大連立で法案処理のスピードアップを「永田町ワイドショー(6月15日号)」(藤本順一)
社会保障と税の一体改革をめぐる民主党と自民、公明両党の修正協議はこの一両日がヤマ場となる。協議の成否は、最低保障年金制度の創設や後期高齢者医療制度の廃止など、民主党が掲げるマニフェストを撤回するかどうかの一点にかかっている。
自民党は現行制度の維持充実を前提とした同党の社会保障制度改革基本法案を丸飲みするよう迫り、13日の公明党との幹事長会談では15日を期限に修正合意が不調に終われば協議を打ち切る方針を決めている。会談では内閣不信任決議案や問責決議案提出の段取りも話し合われたようだ。
これを受けて野田佳彦首相は同日の参院予算委員会で「成立を期すための大きな提案と受け止めている。可能性を含め子細に検討している」と述べ、直後に臨んだ政府・民主党3役会議で「基本法案に民主党の主張を取り込んで、15日までに修正合意し、まとめてほしい」と指示を出した。と、ここまでは本欄の描いたシナリオ通りの展開である。
また、これとは別に自民、公明両党は「原子力規制委員会」設置法案やイラン産原油の輸入継続を図るための特別措置法案、「大阪都」構想実現のための法案の3法案について今国会会期中の成立に前向きな姿勢を見せている。有り難いことではないか。

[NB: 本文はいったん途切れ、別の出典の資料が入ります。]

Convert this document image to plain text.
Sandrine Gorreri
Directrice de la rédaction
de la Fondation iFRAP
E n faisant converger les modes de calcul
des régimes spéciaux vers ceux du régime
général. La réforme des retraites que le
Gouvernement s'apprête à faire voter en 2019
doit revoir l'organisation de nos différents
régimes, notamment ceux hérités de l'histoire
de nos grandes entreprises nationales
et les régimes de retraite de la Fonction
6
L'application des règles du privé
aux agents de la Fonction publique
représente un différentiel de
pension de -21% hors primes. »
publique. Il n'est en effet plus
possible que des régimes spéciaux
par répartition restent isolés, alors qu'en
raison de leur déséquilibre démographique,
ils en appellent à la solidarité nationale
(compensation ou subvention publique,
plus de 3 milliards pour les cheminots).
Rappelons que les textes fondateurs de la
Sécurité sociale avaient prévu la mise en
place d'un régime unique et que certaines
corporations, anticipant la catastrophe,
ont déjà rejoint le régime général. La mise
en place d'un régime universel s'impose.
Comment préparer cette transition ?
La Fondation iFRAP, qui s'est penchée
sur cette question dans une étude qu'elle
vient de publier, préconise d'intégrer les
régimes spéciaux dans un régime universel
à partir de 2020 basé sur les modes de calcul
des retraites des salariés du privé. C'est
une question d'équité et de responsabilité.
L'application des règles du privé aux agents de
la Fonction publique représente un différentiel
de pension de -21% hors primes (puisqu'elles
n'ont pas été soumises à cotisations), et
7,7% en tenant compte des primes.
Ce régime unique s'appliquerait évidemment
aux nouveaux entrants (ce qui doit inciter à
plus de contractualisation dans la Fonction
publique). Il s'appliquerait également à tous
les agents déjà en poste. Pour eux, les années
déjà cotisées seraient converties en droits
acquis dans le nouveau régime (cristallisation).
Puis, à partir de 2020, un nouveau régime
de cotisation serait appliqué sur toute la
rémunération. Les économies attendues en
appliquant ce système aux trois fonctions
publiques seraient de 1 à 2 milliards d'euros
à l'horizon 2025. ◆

会期末が迫る中、今年度予算の執行に必要な公債特例法案をはじめ、ことほど左様に国民生活に直結する重要法案が成立を待っている。今回の修正協議が成れば、これらの法案処理のスピードアップにもつながるはず。
ところが野田政権を支える立場の民主党内は法案処理には目もくれずに、相変わらずの足の引っ張り合いである。呆れるばかりだ。
「今は与野党合意に苦労している。解散総選挙後に大連立か、協議体をつくって民自公3党が参加し、懸案を解決していくことが必要だ」
公明党の井上義久幹事長は12日の講演でこう述べた。大連立には異論もあろうが、何も決められない今の民主党政権よりはまだマシだ。今回の修正協議がそのための地均しになれば良いのだが。